The group noted that former Associate Justice Anthony Kennedy, who wrote the majority opinion in the case, had justified it by saying that there is "little evidence of abuse that cannot be corrected by shareholders through the procedures of corporate democracy" and that runaway corruption could be headed off by the "prompt disclosure of expenditures."
"All Americans suffer and our democracy withers when corporations and the superrich have more of a say in elections than regular voters do," Gilbert and Weissman said.
"It’s not only that corporations and the superrich are able to block overwhelmingly popular policies—meaningful cuts to drug prices, raising the minimum wage, making corporations pay their fair share in taxes, cracking down on polluters and much more—that would make our country more just, healthier, and more sustainable," they continued. "It’s also that deep frustration with a failed political system paves the way for demagogues like Donald Trump to seize power."

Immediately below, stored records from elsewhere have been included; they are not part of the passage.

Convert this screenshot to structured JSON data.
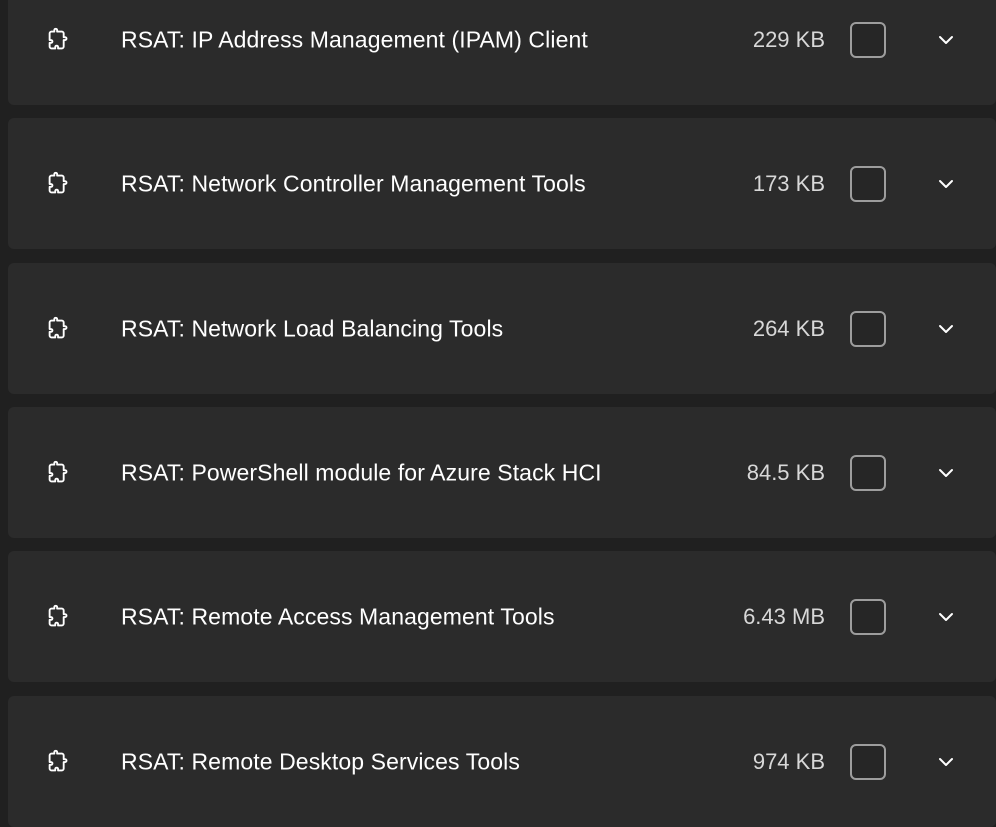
{
  "features": [
    {
      "name": "RSAT: IP Address Management (IPAM) Client",
      "size": "229 KB",
      "icon": "puzzle-icon",
      "checked": false
    },
    {
      "name": "RSAT: Network Controller Management Tools",
      "size": "173 KB",
      "icon": "puzzle-icon",
      "checked": false
    },
    {
      "name": "RSAT: Network Load Balancing Tools",
      "size": "264 KB",
      "icon": "puzzle-icon",
      "checked": false
    },
    {
      "name": "RSAT: PowerShell module for Azure Stack HCI",
      "size": "84.5 KB",
      "icon": "puzzle-icon",
      "checked": false
    },
    {
      "name": "RSAT: Remote Access Management Tools",
      "size": "6.43 MB",
      "icon": "puzzle-icon",
      "checked": false
    },
    {
      "name": "RSAT: Remote Desktop Services Tools",
      "size": "974 KB",
      "icon": "puzzle-icon",
      "checked": false
    }
  ],
  "colors": {
    "background": "#202020",
    "card": "#2b2b2b",
    "text": "#ffffff",
    "secondary_text": "#d8d8d8",
    "checkbox_border": "#9d9d9d"
  }
}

Across party lines, Americans overwhelmingly say that the corporate spending in elections allowed by Citizens United undermines democracy.
An October poll conducted by Issue One found that 79% of Americans said "large independent expenditures by wealthy donors and corporations in elections give rise to corruption or the appearance of corruption." This included 84% of Democrats, 74% of Republicans, and 79% of independents.
Gilbert and Weissman said, “A constitutional amendment to overturn this terrible decision is 16 years overdue.”